On this particular afternoon, I slipped past frustrated tourists who had come too late to be admitted and assumed my usual spot on the floor at the center of the great room. I liked to chant at the start of these meditations as it seemed to create a certain vibration around me into which my silence could rest. I sat in my white raw silk clothes, a colorful hand knitted kipah covered part of my head while large curls of long hair sprung out from all sides of my Jew-fro. As I chanted a favorite mantra taken from one of David’s psalms about faith that I learned from a Sephardic Jew, I rocked back and forth over my crossed legs, gently swaying a little like Stevie Wonder.

I was gone.
Lost in my chanting, lost in the moment, enraptured by the sound of my heart passing through my lips, the rocking of my body like a boat on the Galilee, gone.

As my consciousness passed through portals and gates, through the pardes (garden) of enlightenment, across marble stairs that resembled the ocean and a gentle breeze that tasted like pomegranate, I began to experience waves of light, bursting through me like flares through my third eye. They seemed to burn my eyelids and crackle out through the back of my head as my breath disappeared and my thoughts ceased. I was surely gone or, perhaps, more present than I had ever been. Was it enlightenment? Nirvana? Transcendence?

As I sailed through time and space, beyond thought and feeling, a familiar sound called me back to the room from where I had launched myself. I began to hear clicks and murmurs, whispers and shuffling and soon, distinct voices. I took a deep breath and opened my eyes to find myself surrounded by dozens of German tourists flashing cameras at me, dumbfounded by my presence, attire and what must have seemed to be very strange behavior. I silently stared at them and said nothing. Was the profound light of my experience nothing more than flash bulbs from tourists’ cameras? How long had they been there? How long had I been “gone?” I stood up and the sea of Germans parted as I walked out the door.

Rabbis are literally translated as teachers. I learned (often the hard way) that I had a tendency to want my teachers to take me all the way rather than point me in the right direction and allow me to figure out the specifics, even if it meant getting lost along the way. I remember being a boy waiting for my dad to come home from work so he could “help” me with my math homework. It was all strategic as he’d be exhausted from a long day and not have the energy to “teach” so he’d simply fill in the answers out of frustration.

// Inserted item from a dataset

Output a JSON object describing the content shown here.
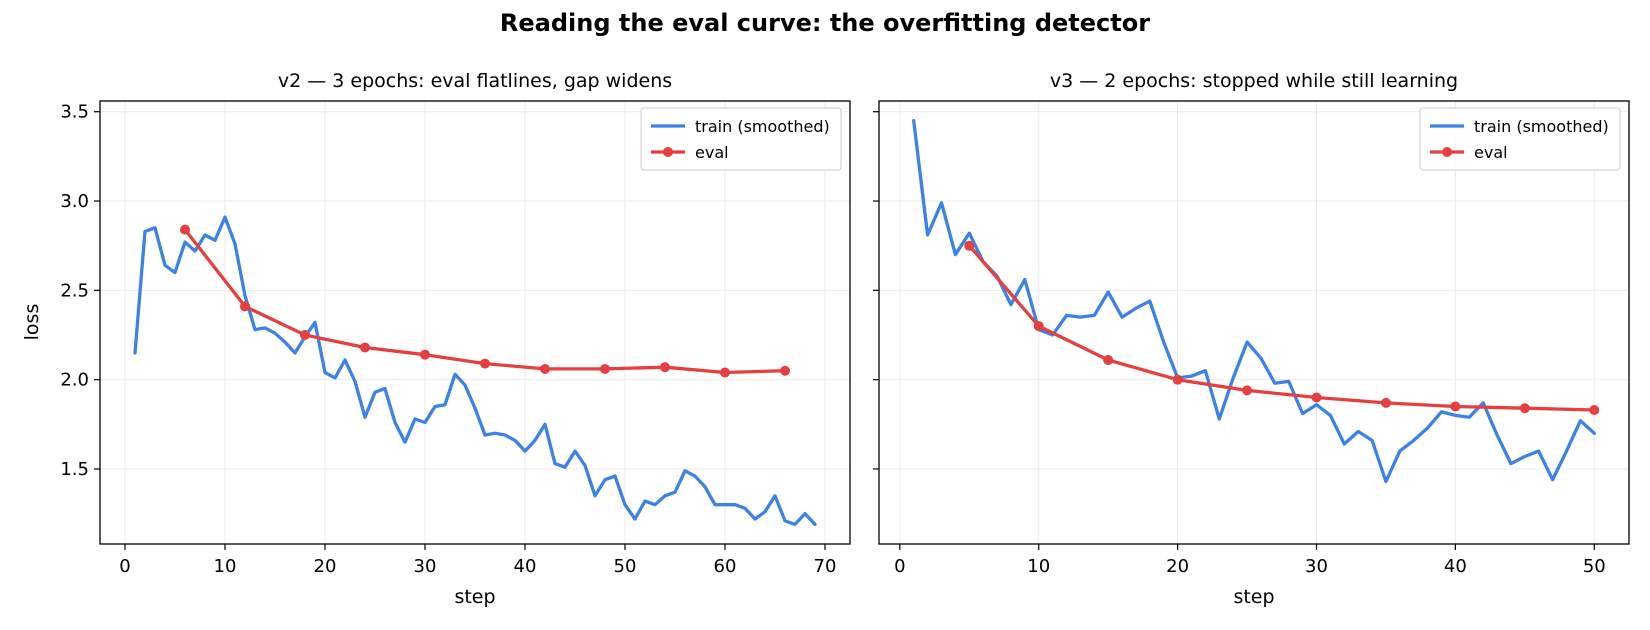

I sat in the Southwestern desert initially with the same desire that my teacher would simply fill in the blanks for me. He was not that kind of teacher. He left my ass in the middle of nowhere and knew that I had to struggle through a narrow passage in order to emerge a stronger, more confident young man. He was a spiritual midwife of sorts, like Shifra and Puah, the midwives who secretly saved the first born Hebrew slaves from instant murder, hiding babies or even sending them down the river in basket boats in hope that someone would take pity on them and rescue them from certain death.

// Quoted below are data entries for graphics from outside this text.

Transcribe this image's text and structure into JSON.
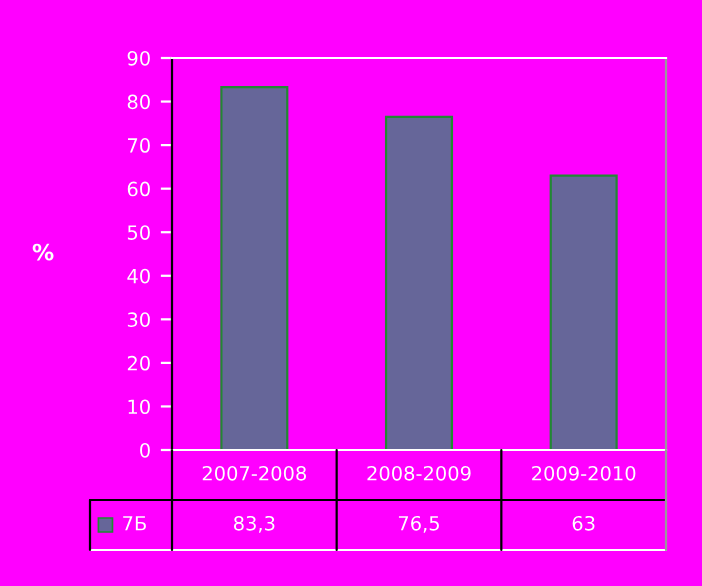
{
  "chart_data": {
    "type": "bar",
    "ylabel": "%",
    "categories": [
      "2007-2008",
      "2008-2009",
      "2009-2010"
    ],
    "series": [
      {
        "name": "7Б",
        "color": "#666699",
        "values": [
          83.3,
          76.5,
          63
        ],
        "value_labels": [
          "83,3",
          "76,5",
          "63"
        ]
      }
    ],
    "ylim": [
      0,
      90
    ],
    "yticks": [
      0,
      10,
      20,
      30,
      40,
      50,
      60,
      70,
      80,
      90
    ],
    "legend": "bottom left"
  }
}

Like Rabbi Moses, we all have to find our way to personal growth and enlightenment through a combination of grace, hard work, intention and focus. Like Rabbi Jesus, we all have to move through the world believing that transcendence is our birthright, that we are all children of the Breath of Life and that loving kindness is the bridge between here and there, inside and outside.

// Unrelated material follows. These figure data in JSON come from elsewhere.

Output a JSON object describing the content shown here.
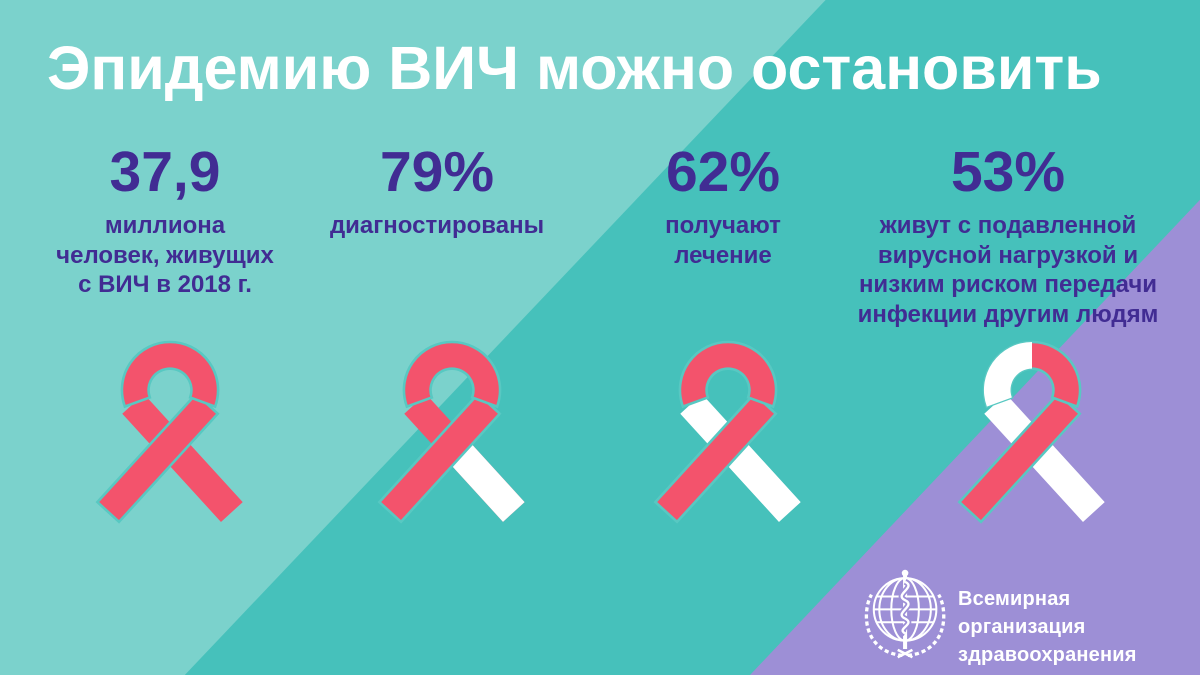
{
  "title": "Эпидемию ВИЧ можно остановить",
  "colors": {
    "teal_dark": "#46C1BB",
    "teal_light": "#7BD2CC",
    "purple": "#9D8FD6",
    "ribbon_red": "#F3536C",
    "ribbon_white": "#FFFFFF",
    "stat_text": "#412C93",
    "title_text": "#FFFFFF",
    "who_text": "#FFFFFF",
    "gap_stroke": "#58C8C2"
  },
  "stats": [
    {
      "value": "37,9",
      "lines": [
        "миллиона",
        "человек, живущих",
        "с ВИЧ в 2018 г."
      ]
    },
    {
      "value": "79%",
      "lines": [
        "диагностированы"
      ]
    },
    {
      "value": "62%",
      "lines": [
        "получают",
        "лечение"
      ]
    },
    {
      "value": "53%",
      "lines": [
        "живут с подавленной",
        "вирусной нагрузкой и",
        "низким риском передачи",
        "инфекции другим людям"
      ]
    }
  ],
  "ribbons": [
    {
      "arc_left": "red",
      "arc_right": "red",
      "band_b_upper": "red",
      "band_b_lower": "red",
      "band_a": "red"
    },
    {
      "arc_left": "red",
      "arc_right": "red",
      "band_b_upper": "red",
      "band_b_lower": "white",
      "band_a": "red"
    },
    {
      "arc_left": "red",
      "arc_right": "red",
      "band_b_upper": "white",
      "band_b_lower": "white",
      "band_a": "red"
    },
    {
      "arc_left": "white",
      "arc_right": "red",
      "band_b_upper": "white",
      "band_b_lower": "white",
      "band_a": "red"
    }
  ],
  "who": {
    "org_line1": "Всемирная организация",
    "org_line2": "здравоохранения"
  },
  "chart_data": {
    "type": "pictogram",
    "title": "Эпидемию ВИЧ можно остановить",
    "categories": [
      "миллиона человек, живущих с ВИЧ в 2018 г.",
      "диагностированы",
      "получают лечение",
      "живут с подавленной вирусной нагрузкой и низким риском передачи инфекции другим людям"
    ],
    "values": [
      37.9,
      79,
      62,
      53
    ],
    "units": [
      "млн",
      "%",
      "%",
      "%"
    ],
    "ribbon_fill_percent": [
      100,
      79,
      62,
      53
    ],
    "legend_position": "none",
    "grid": false
  }
}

So, may you be blessed this holy week with the chutzpah to believe that you are both the leader AND the follower of many. May you trust from deep within your being that YOU are the resurrection and the life; there is no separation between some transcendent being and your essence, there is only the experience of being in this body at this time. And, if these words make you uncomfortable, I invite you to ask yourself what really makes you uncomfortable, the thought that it can’t be true or the thought that it just might be true?